Ps Anche oggi sono decollati da Palermo due aerei diretti a Tunisi, uno della Mistral Air e l'altro della Small Planet, che hanno rimpatriato un totale di 100 ragazzi tunisini dei 340 reclusi sulle navi al porto. Segno che la macchina delle espulsioni procede a pieno ritmo

25 September 2011

Cie galleggianti

video di Enrico Montalbano

Dopo le tendopoli, le navi.
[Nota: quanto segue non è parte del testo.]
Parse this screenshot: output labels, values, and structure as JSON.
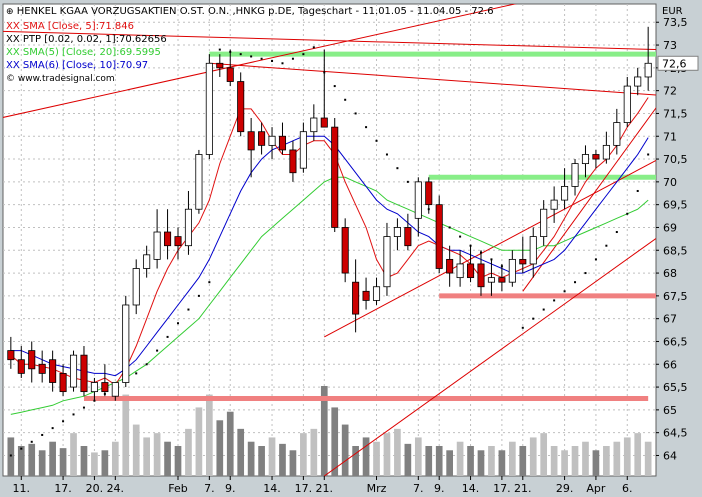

La fantasia del ministero dell'interno in termini di repressione e detenzione illegale non sembra conoscere limiti. Oggi vi mostriamo le immagini che Enrico Montalbano ha registrato davanti al porto di Palermo. Si vede una delle navi della Moby. Guardatela bene perché molti di voi la riconosceranno. Personalmente l'ho presa due volte per andare all'isola d'Elba. Oggi è una prigione. Usata - pensate al paradosso - per detenere dei viaggiatori. Da tre giorni è utilizzata come centro di identificazione e espulsione. In modo assolutamente illegale. Dentro vi sono rinchiuse centinaia di ragazzi. Privati della libertà da settimane, senza convalida del giudice, dunque in modo totalmente illegale e anticostituzionale per di più. Sono accusati di aver bruciato la frontiera, ovvero di aver viaggiato senza un passaporto. Sono circa 600 persone. Gli stessi che lo scorso 21 settembre hanno incendiato il centro d'accoglienza di Lampedusa per protesta. A loro si sono aggiunti nelle ultime ore i 98 tunisini che erano sbarcati a Linosa e i 75 che due giorni fa erano stati dirottati a Porto Empedocle, Agrigento, anziché essere sbarcati a Lampedusa. Alcuni di loro sono feriti perché durante il trasferimento hanno rotto i vetri dell'autobus per tagliarsi le vene per protestare contro il rimpatrio. Perché il destino sembra proprio quello. Il Viminale ha annunciato che soltanto nell'ultima settimana sono stati rimpatriati 604 tunisini. Si tratta del nuovo accordo col governo transitorio di Tunisi. Due voli al giorno per 100 persone. L'ultimo è partito ieri mattina dall'aeroporto di Palermo. Un 747 della Dubrovnik Air. A questo ritmo nel giro di una decina di giorni potrebbero essere tutti espulsi senza avere avuto la possibilità di nominare un avvocato né di vedere un giudice di pace. Dunque in un completo e efficiente stato di polizia. A rovinare i piani del ministero potrebbero essere soltanto eclatanti proteste o prevedibili tentativi di fuga. Ma proprio per ridurre al minimo i rischi di un'ennesima rivolta dopo il rogo di Lampedusa, il Viminale ha dato l'ordine di iniziare a smistare i reclusi nei vari Cie d'Italia in piccoli gruppi.